Bainbridge take a contrary position, citing Delaware Supreme Court Chief Justice Strine, who says, "a clear-eyed look at the law of corporations in Delaware reveals that, within the limits of their discretion, directors must make stockholder welfare their sole end, and that other interests may be taken into consideration only as a means of promoting stockholder welfare." Strine further notes that "advocates for corporate social responsibility pretend that directors do not have to make stockholder welfare the sole end of corporate governance, within the limits of their legal discretion."
I read these positions as consistent, though I think the scope of what is permissible is certainly implicitly different. I agree that Strine is right to say that "directors must make stockholder welfare their sole end." But I also agree that "disinterested and informed directors have the discretion to act in what they believe to be in the best long term interests of the company as a separate entity." My read of the business judgment rule (BJR) is that, absent fraud, illegality, or self-dealing, courts should abstain from reviewing director decisions, meaning that the directors decide what"stockholder welfare" means and what ends to use in pursuit of that end. That is, I think it's wrong to say "directors generally are not under a legal obligation to maximise profits for their shareholders," but I do think directors usually get to decide what it means to "maximise profits."
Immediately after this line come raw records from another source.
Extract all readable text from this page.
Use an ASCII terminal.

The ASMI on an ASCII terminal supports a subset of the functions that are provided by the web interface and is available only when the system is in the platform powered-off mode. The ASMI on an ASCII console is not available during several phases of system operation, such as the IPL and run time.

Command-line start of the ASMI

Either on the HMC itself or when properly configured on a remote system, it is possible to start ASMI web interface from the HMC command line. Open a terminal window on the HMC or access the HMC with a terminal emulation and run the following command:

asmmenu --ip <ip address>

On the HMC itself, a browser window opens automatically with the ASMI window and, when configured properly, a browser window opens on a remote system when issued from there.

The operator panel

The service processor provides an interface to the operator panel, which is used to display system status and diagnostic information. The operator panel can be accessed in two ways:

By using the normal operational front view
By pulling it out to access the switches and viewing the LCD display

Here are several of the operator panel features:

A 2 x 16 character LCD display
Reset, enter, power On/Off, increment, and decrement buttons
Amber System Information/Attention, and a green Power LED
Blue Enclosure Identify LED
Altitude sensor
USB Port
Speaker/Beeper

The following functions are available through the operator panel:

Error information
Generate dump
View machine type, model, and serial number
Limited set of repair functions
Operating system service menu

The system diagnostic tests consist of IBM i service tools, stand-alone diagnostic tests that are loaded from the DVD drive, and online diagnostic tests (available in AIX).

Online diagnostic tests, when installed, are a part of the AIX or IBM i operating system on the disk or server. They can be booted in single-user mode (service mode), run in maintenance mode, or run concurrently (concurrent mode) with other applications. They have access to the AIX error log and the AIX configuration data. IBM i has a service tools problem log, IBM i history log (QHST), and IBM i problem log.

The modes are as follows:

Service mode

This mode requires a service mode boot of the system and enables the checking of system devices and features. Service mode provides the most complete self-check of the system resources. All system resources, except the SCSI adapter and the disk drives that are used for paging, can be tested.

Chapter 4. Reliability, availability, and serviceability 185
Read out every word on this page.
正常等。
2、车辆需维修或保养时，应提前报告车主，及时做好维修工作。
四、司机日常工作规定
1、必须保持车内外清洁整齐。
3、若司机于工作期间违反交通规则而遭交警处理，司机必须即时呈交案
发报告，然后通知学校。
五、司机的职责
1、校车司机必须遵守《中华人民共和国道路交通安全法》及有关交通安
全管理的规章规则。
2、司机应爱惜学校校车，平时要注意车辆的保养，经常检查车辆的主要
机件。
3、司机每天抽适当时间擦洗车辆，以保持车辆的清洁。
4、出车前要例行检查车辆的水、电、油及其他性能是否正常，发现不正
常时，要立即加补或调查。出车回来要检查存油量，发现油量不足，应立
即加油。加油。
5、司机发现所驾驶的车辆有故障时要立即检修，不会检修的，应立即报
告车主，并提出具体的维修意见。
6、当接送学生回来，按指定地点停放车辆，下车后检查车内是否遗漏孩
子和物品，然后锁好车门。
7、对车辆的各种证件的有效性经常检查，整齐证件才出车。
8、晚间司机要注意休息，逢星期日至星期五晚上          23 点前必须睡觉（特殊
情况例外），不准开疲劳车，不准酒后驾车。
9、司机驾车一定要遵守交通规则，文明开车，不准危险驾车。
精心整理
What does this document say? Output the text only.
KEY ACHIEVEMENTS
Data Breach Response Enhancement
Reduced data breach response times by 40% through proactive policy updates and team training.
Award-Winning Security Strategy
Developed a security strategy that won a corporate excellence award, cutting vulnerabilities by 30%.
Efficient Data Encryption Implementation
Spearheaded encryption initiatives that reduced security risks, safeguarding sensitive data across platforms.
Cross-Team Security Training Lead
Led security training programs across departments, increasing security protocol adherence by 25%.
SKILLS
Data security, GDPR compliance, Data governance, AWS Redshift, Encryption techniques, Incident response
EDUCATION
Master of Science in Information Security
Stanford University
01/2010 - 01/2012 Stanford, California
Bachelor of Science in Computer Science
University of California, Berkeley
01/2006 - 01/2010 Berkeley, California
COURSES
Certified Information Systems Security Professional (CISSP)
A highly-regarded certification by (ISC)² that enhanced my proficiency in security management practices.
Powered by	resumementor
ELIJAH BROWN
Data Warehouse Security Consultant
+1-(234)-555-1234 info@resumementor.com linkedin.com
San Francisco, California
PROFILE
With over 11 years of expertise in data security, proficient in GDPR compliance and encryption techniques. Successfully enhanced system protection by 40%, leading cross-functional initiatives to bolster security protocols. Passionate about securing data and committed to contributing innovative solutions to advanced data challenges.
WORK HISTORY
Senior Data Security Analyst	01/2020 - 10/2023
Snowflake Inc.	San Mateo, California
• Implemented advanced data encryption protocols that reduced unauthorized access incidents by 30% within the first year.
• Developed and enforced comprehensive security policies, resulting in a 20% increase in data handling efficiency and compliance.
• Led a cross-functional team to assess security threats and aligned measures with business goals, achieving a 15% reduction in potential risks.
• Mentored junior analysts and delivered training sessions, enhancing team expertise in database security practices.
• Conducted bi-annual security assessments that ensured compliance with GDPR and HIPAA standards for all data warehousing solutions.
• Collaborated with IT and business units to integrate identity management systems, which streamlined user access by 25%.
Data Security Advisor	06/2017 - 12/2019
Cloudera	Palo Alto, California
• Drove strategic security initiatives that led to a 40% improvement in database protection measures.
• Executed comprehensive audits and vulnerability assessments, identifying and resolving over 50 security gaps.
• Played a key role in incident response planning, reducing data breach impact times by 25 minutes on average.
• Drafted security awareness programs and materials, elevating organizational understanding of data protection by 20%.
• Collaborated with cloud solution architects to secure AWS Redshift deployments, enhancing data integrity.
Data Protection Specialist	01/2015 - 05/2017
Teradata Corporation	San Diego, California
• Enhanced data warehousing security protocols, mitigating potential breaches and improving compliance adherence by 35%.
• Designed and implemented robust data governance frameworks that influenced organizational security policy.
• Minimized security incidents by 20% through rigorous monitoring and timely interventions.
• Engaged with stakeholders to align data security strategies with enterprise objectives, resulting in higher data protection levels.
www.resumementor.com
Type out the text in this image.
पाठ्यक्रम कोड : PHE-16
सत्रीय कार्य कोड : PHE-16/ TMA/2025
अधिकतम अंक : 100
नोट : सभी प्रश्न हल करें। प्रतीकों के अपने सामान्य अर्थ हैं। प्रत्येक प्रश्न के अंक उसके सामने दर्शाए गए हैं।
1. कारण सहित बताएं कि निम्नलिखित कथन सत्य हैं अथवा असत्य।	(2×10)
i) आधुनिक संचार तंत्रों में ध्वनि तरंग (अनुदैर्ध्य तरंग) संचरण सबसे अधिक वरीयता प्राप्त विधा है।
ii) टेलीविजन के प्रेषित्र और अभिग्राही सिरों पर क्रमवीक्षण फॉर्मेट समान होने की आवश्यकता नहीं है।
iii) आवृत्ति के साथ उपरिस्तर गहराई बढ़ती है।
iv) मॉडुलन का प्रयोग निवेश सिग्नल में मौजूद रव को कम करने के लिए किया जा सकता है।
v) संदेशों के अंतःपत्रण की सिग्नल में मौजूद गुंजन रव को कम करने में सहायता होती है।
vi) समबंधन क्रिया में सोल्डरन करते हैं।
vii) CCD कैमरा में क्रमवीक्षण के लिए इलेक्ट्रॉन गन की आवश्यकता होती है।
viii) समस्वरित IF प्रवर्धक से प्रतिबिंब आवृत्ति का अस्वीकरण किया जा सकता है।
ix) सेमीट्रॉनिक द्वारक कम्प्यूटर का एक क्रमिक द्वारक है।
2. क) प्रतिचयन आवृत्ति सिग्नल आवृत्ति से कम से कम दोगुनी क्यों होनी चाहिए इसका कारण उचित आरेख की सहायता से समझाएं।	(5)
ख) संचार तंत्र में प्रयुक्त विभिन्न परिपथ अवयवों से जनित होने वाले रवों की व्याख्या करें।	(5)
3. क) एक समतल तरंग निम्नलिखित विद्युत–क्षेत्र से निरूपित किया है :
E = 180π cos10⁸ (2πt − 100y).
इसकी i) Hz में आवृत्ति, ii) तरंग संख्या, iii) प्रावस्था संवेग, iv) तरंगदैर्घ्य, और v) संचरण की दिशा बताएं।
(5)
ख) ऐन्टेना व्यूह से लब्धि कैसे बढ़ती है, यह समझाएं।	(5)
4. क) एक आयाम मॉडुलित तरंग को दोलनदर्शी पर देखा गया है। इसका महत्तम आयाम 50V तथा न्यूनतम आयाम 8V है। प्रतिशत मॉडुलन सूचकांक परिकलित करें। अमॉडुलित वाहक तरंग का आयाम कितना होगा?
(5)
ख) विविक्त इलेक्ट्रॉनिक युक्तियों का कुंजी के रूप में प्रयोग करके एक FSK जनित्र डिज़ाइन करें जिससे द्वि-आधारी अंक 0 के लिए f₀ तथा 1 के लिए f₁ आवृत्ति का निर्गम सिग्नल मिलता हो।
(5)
I am a firm believer in director primacy, and I believe directors should have a lot of latitude in their choices, subject to the BJR requirements. Thus, if a plaintiff can show self dealing (like maybe via giving to a "pet charity" described in A.P. Smith v. Barlow), then the BJR might be rebutted (if the gift is inconsistent with state law and/or constituency statutes). But otherwise, it's the board's call. Furthermore, where a company builds its brand and acts consistently with its prior actions, that might expand the scope of permissible behavior for a company (i.e., not be evidence of self-dealing). Thus, companies like Tom's Shoes and Ben and Jerry's should be able to continue to operate as they always have when they bring in new directors, because what might look like self-dealing in another context, is consistent with the business model.
eBay v. Newmark (pdf here) is often used to rebut that notion, but I still maintain that case is really about self-dealing -- the actions taken by Jim and Craig were impermissible not because they were working toward "purely philanthropic ends," but because they took actions that benefited themselves to the detriment of their minority shareholder, such as use of poison pills).
Anyway, I am still a believer in the BJR as abstention doctrine. Show me some fraud, illegality, or self-dealing or I'm leaving the board's decision alone.